Öl auf einer Welle im offenen Meer, unweit der Stelle, wo die Plattform Deepwater Horizon explodierte. Foto: NOAA

Es geschah am 20. April 2010: Die Ölplattform Deepwater Horizon vor den Küsten Lousianas brennt nach einer Explosion lichterloh, elf Arbeiter kommen bei dem Unfall ums Leben. Zwei Tage später versinkt die brennende künstliche Insel, deren Bohrer sich in einer Tiefe von 1.500 Meter in den Meeresboden gesenkt hatten, um das Macando-Ölvorkommen 252 für den Energiekonzern BP zu erschließen.

Was genau geschah und wer dafür verantwortlich war, ist noch nicht endgültig geklärt. BP weist in einem eigenen Untersuchungsbericht die Alleinschuld von sich – es wird wahrscheinlich noch eine Weile dauern, bis Gerichte geklärt haben, wie es zu der Explosion und dem Untergang der Deepwater Horizon kam.

Gleich nach dem Unfall wird dagegen klar, dass aus dem tiefen Loch mitten im Meer jede Menge Öl und Gas hervor schießt. Der BP-Chef Tony Hayward versichert der Öffentlichkeit unverzüglich:

Wir sind entschlossen, alles in unserer Macht stehende zu tun, um die Ölkatastrophe einzudämmen und die Situation so schnell, sicher und effektiv unter Kontrolle zu bringen wie möglich. Wir haben Ausrüstung, Ressourcen und fachliche Kompetenz von Weltklasse vereint und können noch mehr herbeischaffen falls nötig.
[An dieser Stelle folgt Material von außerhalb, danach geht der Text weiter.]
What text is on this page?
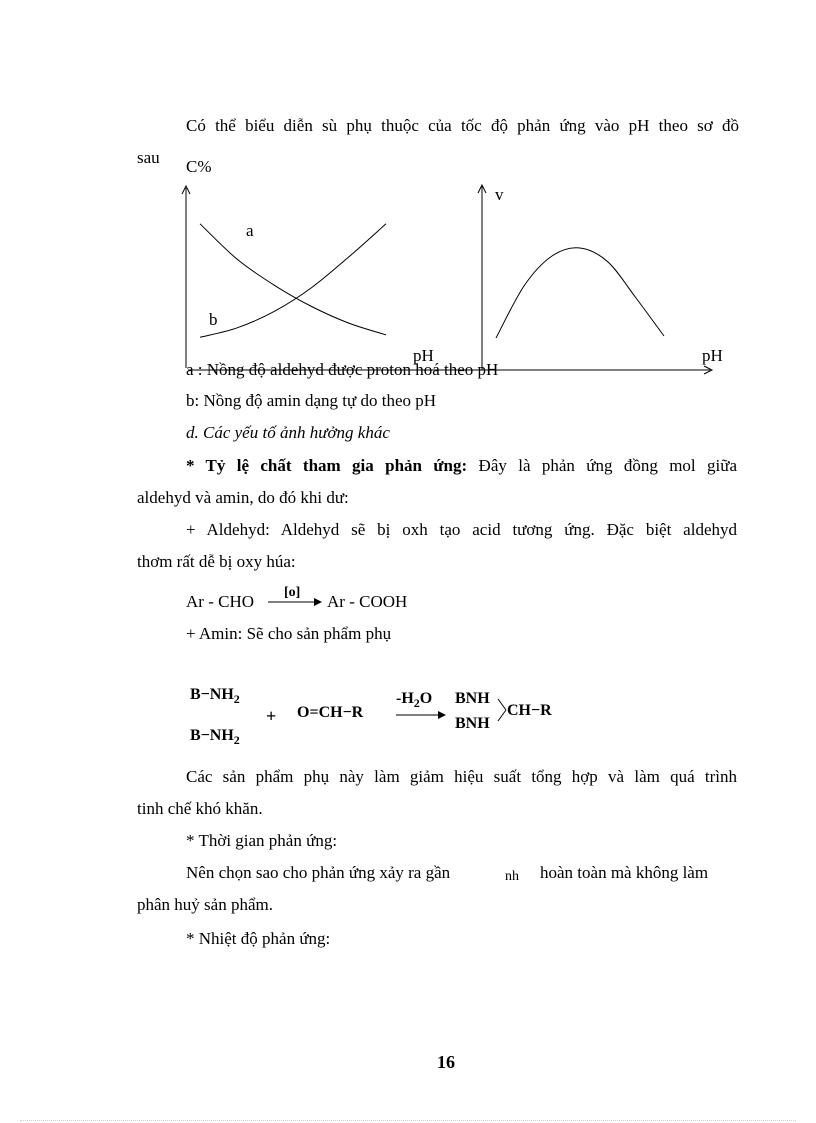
Có thể biểu diễn sù phụ thuộc của tốc độ phản ứng vào pH theo sơ đồ
sau C%
a
b
pH
v
pH
a : Nồng độ aldehyd được proton hoá theo pH
b: Nồng độ amin dạng tự do theo pH
d. Các yếu tố ảnh hưởng khác
* Tỷ lệ chất tham gia phản ứng: Đây là phản ứng đồng mol giữa
aldehyd và amin, do đó khi dư:
+ Aldehyd: Aldehyd sẽ bị oxh tạo acid tương ứng. Đặc biệt aldehyd
thơm rất dễ bị oxy húa:
Ar - CHO [o] Ar - COOH
+ Amin: Sẽ cho sản phẩm phụ
$B-NH_2$
$B-NH_2$
+ O=CH−R
$-H_2O$ BNH
BNH
CH−R
Các sản phẩm phụ này làm giảm hiệu suất tổng hợp và làm quá trình
tinh chế khó khăn.
* Thời gian phản ứng:
Nên chọn sao cho phản ứng xảy ra gần	nh hoàn toàn mà không làm
phân huỷ sản phẩm.
* Nhiệt độ phản ứng:
16
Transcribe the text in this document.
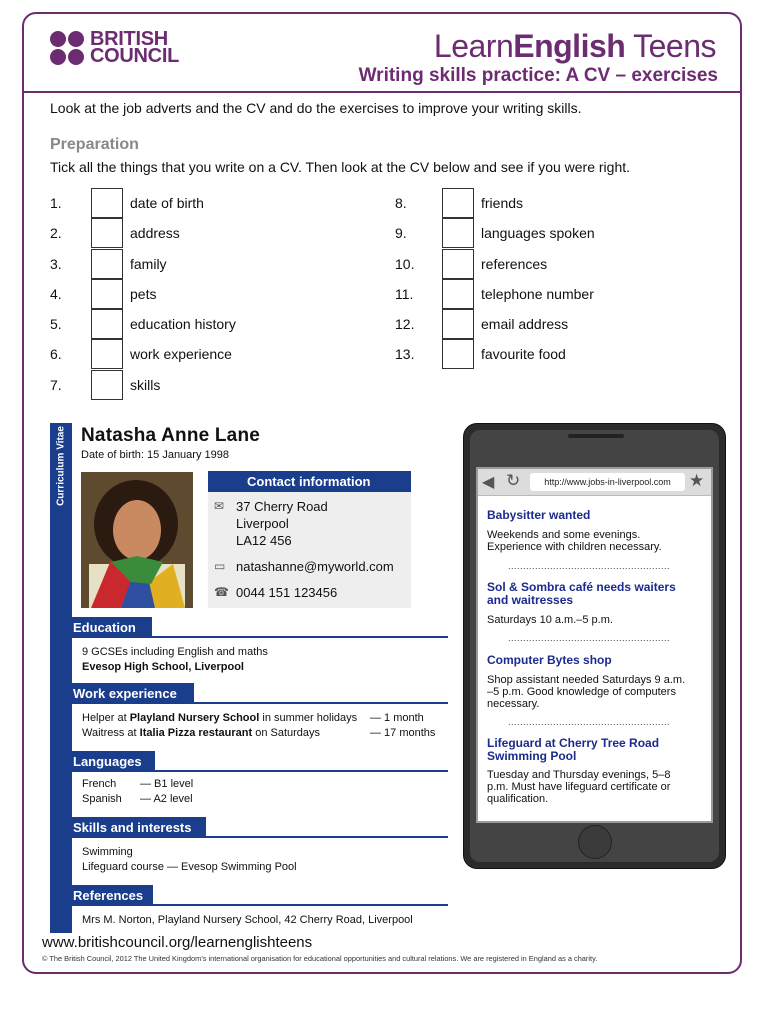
BRITISH
COUNCIL	LearnEnglish Teens
Writing skills practice: A CV – exercises
Look at the job adverts and the CV and do the exercises to improve your writing skills.
Preparation
Tick all the things that you write on a CV. Then look at the CV below and see if you were right.
1.	date of birth
2.	address
3.	family
4.	pets
5.	education history
6.	work experience
7.	skills
8.	friends
9.	languages spoken
10.	references
11.	telephone number
12.	email address
13.	favourite food
Curriculum Vitae Natasha Anne Lane
Date of birth: 15 January 1998
Contact information
✉ 37 Cherry Road
Liverpool
LA12 456
▭ natashanne@myworld.com
☎ 0044 151 123456
Education
9 GCSEs including English and maths
Evesop High School, Liverpool
Work experience
Helper at Playland Nursery School in summer holidays — 1 month
Waitress at Italia Pizza restaurant on Saturdays	— 17 months
Languages
French — B1 level
Spanish — A2 level
Skills and interests
Swimming
Lifeguard course — Evesop Swimming Pool
References
Mrs M. Norton, Playland Nursery School, 42 Cherry Road, Liverpool
◀ ↻	http://www.jobs-in-liverpool.com	★
Babysitter wanted
Weekends and some evenings.
Experience with children necessary.
......................................................
Sol & Sombra café needs waiters
and waitresses
Saturdays 10 a.m.–5 p.m.
......................................................
Computer Bytes shop
Shop assistant needed Saturdays 9 a.m.
–5 p.m. Good knowledge of computers
necessary.
......................................................
Lifeguard at Cherry Tree Road
Swimming Pool
Tuesday and Thursday evenings, 5–8
p.m. Must have lifeguard certificate or
qualification.
www.britishcouncil.org/learnenglishteens
© The British Council, 2012 The United Kingdom’s international organisation for educational opportunities and cultural relations. We are registered in England as a charity.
Es sollte keinen Zweifel geben, dass wir das Austreten von Öl weitgehend verhindern, und die Umwelt sowohl im Meer als auch an der Küste vor Schäden schützen werden.

Große Worte mit wenig dahinter, wie die folgenden Wochen zeigen. Schon am 26. April treibt an der Unfallstelle ein riesiger Ölteppich auf der Meeresoberfläche, und erst Mitte Juli gelingt es, das Loch tief unter den Wellen des Golfs von Mexiko zu stopfen. Seit 19. September gilt die Ölquelle offiziell als „tot“ (vgl. "Es ist überhaupt nicht vorbei, noch lange nicht!")

Planlos und irreführend

Sehr schnell zeigte sich, dass BP keinen brauchbaren Plan hatte, wie sie das tausende Meter unter den Meeresboden reichende Leck im Meeresboden abdichten sollte. Drei Monate lang jagte ein Versuch den anderen, darunter eine Stahlglocke, oder das Einpumpen von Schlamm unter so schönen Namen wie „Top Kill“ und „Static Kill“ – letztlich war „Bottom Kill“ die Abdichtung der Ölquelle mit Zement von Erfolg gekrönt (vgl. Methods That Have Been Tried to Stop the Leaking Oil).

BP hatte vorher schon eine Vielzahl von Unfällen (vor allem auf Kosten von Arbeitern) in der Unternehmensgeschichte zu verzeichnen, die jedes Mal mit einer öffentlichen Entschuldigung sowie feierlichem Gelöbnis der Besserung zu den Akten gelegt wurden. Für die Tiefsee-Bohrung im Golf von Mexiko hatte der Multi keinen echten Notfallplan – genau wie alle anderen Öl-Konzerne, wie sich vor dem Untersuchungsausschuss des US-Senats erwies, wo alle schlicht das gleiche ungenügende Papier vorlegten, wie eine kürzlich (leider zu später Stunde) gesendete ZDF-Dokumentation zeigt (siehe Video "Schmierige Geschäfte. Amerika und die Öl-Katastrophe").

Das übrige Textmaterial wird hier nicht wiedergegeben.